All right, I need to confess something here: my connection to this month’s Book of Note goes beyond simply reading it. I have had the great privilege of getting to know author Mary Perdue and her work since our initial conversation in 2019. I read an early draft of the manuscript so I got to know both Mary and Landaluce in a way that most readers do not get to. I realize that might make anyone reading this post say, “Well, of course, you enjoyed this and recommend it.”

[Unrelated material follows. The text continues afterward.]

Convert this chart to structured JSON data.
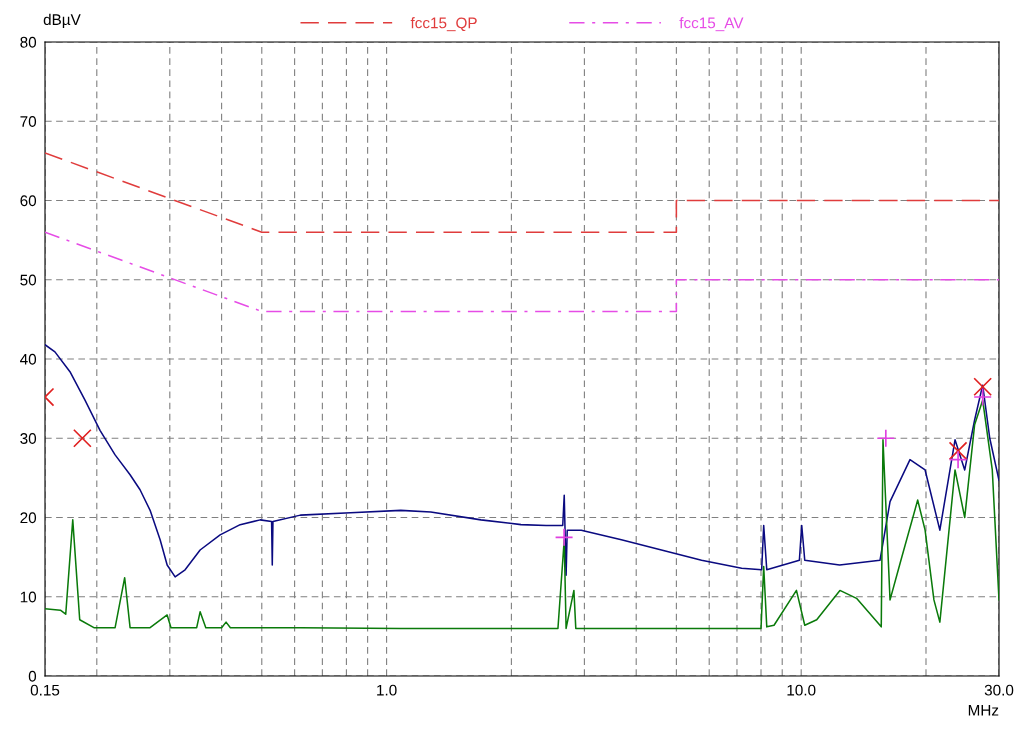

While that is true, let me say that, as a lifelong reader and writer with years of experience behind me, Landaluce: the Story of Seattle Slew’s First Champion would still earn my deep respect and enthusiasm with or without that early access. This story has a heart that beats with a passion and reverence that belongs not just to the woman who wrote it, but also to those who bore witness to this story. It is that awe and veneration of this tragic filly that makes Landaluce a book that I would recommend to anyone who loves this sport, its history, and the animals at the center of it.
A Story to Experience
The filly Landaluce is a product of the first crop from Triple Crown winner Seattle Slew. Before he produced Swale, Slew o’ Gold, and A.P. Indy, the dark brown colt entered his stud career with nine horses of doubt behind him. None of the other Triple Crown winners to that point — save for perhaps Count Fleet — had been significant stallions and the prospect that Slew would reproduce himself was in doubt. Couple that with a pedigree that saw him rejected by Keeneland as a yearling up for sale and one understands why Spendthrift Farm’s investment in the champion might have appeared risky at first. Landaluce was the first of a tidal wave of horses that Slew would produce.

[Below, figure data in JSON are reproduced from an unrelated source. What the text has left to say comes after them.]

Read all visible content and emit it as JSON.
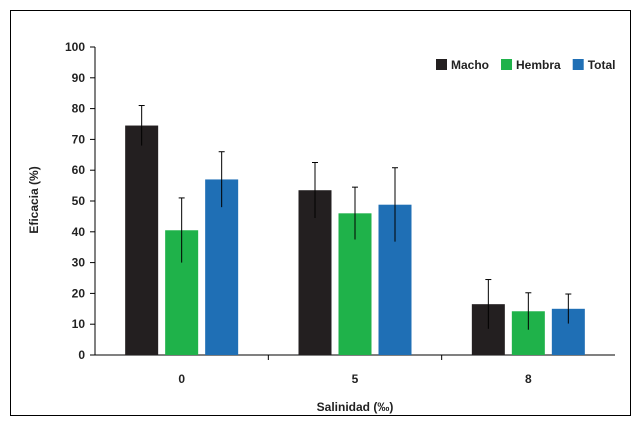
{
  "chart_data": {
    "type": "bar",
    "title": "",
    "xlabel": "Salinidad (‰)",
    "ylabel": "Eficacia (%)",
    "ylim": [
      0,
      100
    ],
    "yticks": [
      0,
      10,
      20,
      30,
      40,
      50,
      60,
      70,
      80,
      90,
      100
    ],
    "categories": [
      "0",
      "5",
      "8"
    ],
    "series": [
      {
        "name": "Macho",
        "color": "#231f20",
        "values": [
          74.5,
          53.5,
          16.5
        ],
        "errors": [
          6.5,
          9.0,
          8.0
        ]
      },
      {
        "name": "Hembra",
        "color": "#1fb24a",
        "values": [
          40.5,
          46.0,
          14.2
        ],
        "errors": [
          10.5,
          8.5,
          6.0
        ]
      },
      {
        "name": "Total",
        "color": "#1f6fb5",
        "values": [
          57.0,
          48.8,
          15.0
        ],
        "errors": [
          9.0,
          12.0,
          4.8
        ]
      }
    ],
    "grid": false,
    "legend_position": "top-right"
  }
}
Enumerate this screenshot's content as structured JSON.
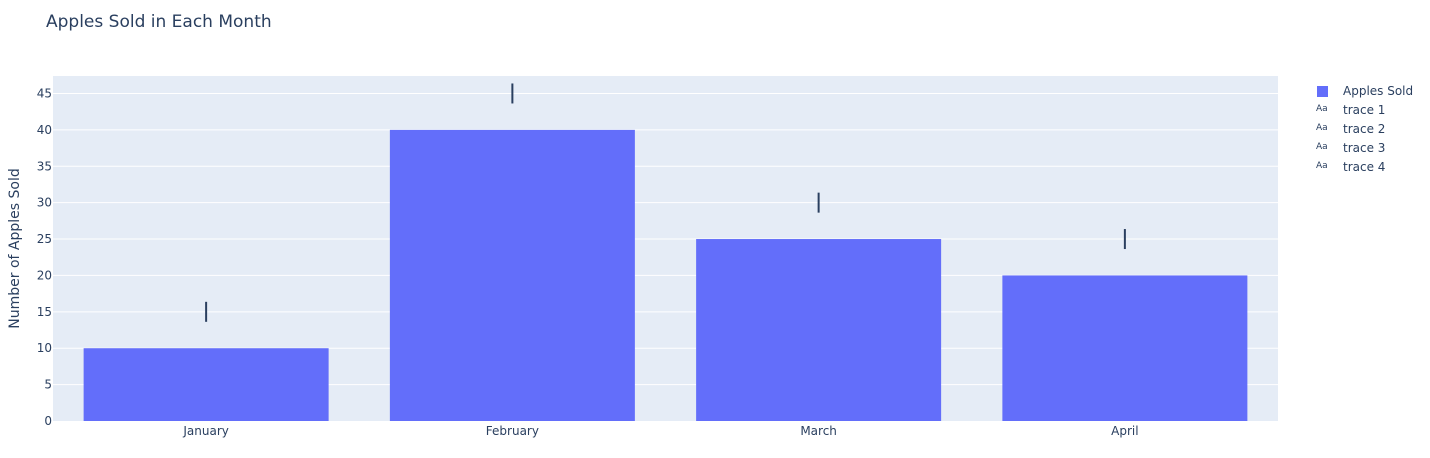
{
  "chart_data": {
    "type": "bar",
    "title": "Apples Sold in Each Month",
    "xlabel": "",
    "ylabel": "Number of Apples Sold",
    "categories": [
      "January",
      "February",
      "March",
      "April"
    ],
    "series": [
      {
        "name": "Apples Sold",
        "values": [
          10,
          40,
          25,
          20
        ],
        "color": "#636efa"
      }
    ],
    "annotation_traces": [
      {
        "name": "trace 1",
        "x": "January",
        "y": 15,
        "marker": "|"
      },
      {
        "name": "trace 2",
        "x": "February",
        "y": 45,
        "marker": "|"
      },
      {
        "name": "trace 3",
        "x": "March",
        "y": 30,
        "marker": "|"
      },
      {
        "name": "trace 4",
        "x": "April",
        "y": 25,
        "marker": "|"
      }
    ],
    "ylim": [
      0,
      47.4
    ],
    "yticks": [
      0,
      5,
      10,
      15,
      20,
      25,
      30,
      35,
      40,
      45
    ],
    "grid": true,
    "legend_placement": "top-right",
    "legend_items": [
      "Apples Sold",
      "trace 1",
      "trace 2",
      "trace 3",
      "trace 4"
    ],
    "legend_text_symbol": "Aa",
    "colors": {
      "plot_bg": "#e5ecf6",
      "grid": "#ffffff",
      "bar": "#636efa",
      "text": "#2a3f5f",
      "marker": "#2a3f5f"
    }
  }
}
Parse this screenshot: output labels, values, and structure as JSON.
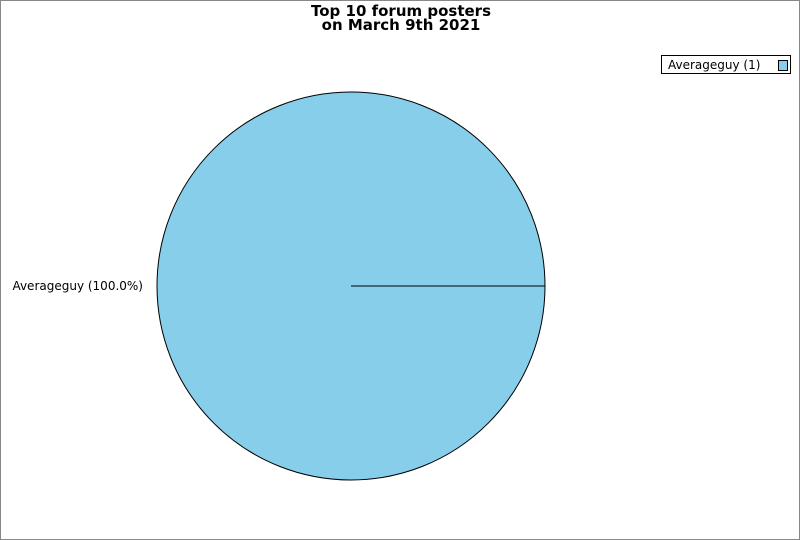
{
  "chart_data": {
    "type": "pie",
    "title_lines": [
      "Top 10 forum posters",
      "on March 9th 2021"
    ],
    "slices": [
      {
        "name": "Averageguy",
        "value": 1,
        "percent_label": "Averageguy (100.0%)",
        "legend_label": "Averageguy (1)",
        "color": "#87ceeb"
      }
    ],
    "legend_placement": "top-right"
  }
}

If you are reading this and her name seems familiar to you, it is for good reason: she was one of D. Wayne Lukas’s earliest champions. Yet you might be grasping for why she is significant, why you are unable to place her within your own internal pantheon of horses you’ve seen race, and there may be a good reason why: she raced only five times forty years ago. Yet, yet, in that handful of races, this filly’s impact on the sport resonates beyond the brevity of her time on the racetrack.
And that is what is at the center of Perdue’s story. Though her career was brief, though her life was tragically cut short, Landaluce was beloved in a way that few horses ever are. Much like Secretariat, Man o’ War, Barbaro, Zenyatta, whatever horse occupies a perch within your soul, Landaluce resonates the same way for the lucky ones who got to watch her and follow her in 1982. At a time when ESPN was just finding its feet and fans had fewer resources for their racing news, what she did on the racetrack left an indelible mark on that moment in the sport and on Mary Perdue. How lucky for us that happened, because it enabled her to capture lightning in a bottle, turning one fan’s joy into an unforgettable story.
A Filly to Remember
You might think that writing a whole book on a horse whose career spanned only five races would put the author at a significant disadvantage, but, for a writer like Perdue, that frees her to do something most do not get to do: luxuriate in context. Rather than a breathless recounting of circumstance and pedigree, the book is able to explore the steps that brought the world Landaluce. Relationships are shared. The high-stakes decisions that go into building a successful stable, sire, or starter are laid bare for readers to understand what goes on behind the scenes. Sure, we get to know names like Lukas, Combs, and more, but beyond that, we get to appreciate all that went into building Landaluce’s legend.
This space to reflect also gives the reader more time to fall in love with the filly and to marvel at her precocious excellence. That also makes her end all the more heartbreaking. As the book draws to its inevitable conclusion, we are left with a strong sense of what might have been and a deep understanding of why Lukas never let another horse break his heart in the way that Landaluce did. In a career as accomplished as his, with multiple wins in each of the Triple Crown classics and a spot in the National Museum of Racing and Hall of Fame, for any horse to affect him that way speaks to her quality and the tremendous loss experienced by those who loved her.
Indeed, I shed a tear or two as Perdue recounts those final days and the grief that followed. Yet those tears were shed for a filly that I grew to love through Perdue’s words, one who became more and more real and tangible as the book goes on. Though we know how what happens next, readers will fall into Landaluce’s moment and relish putting themselves trackside as she races. I promise the thrills are worth the tears.
I hope you will pick up Landaluce: the Story of Seattle Slew’s First Champion and allow the bay filly with the smudge of white in the center of her lovely forehead to burrow her way into your heart too. Pick it up at your favorite bookseller or through your favorite online bookstore.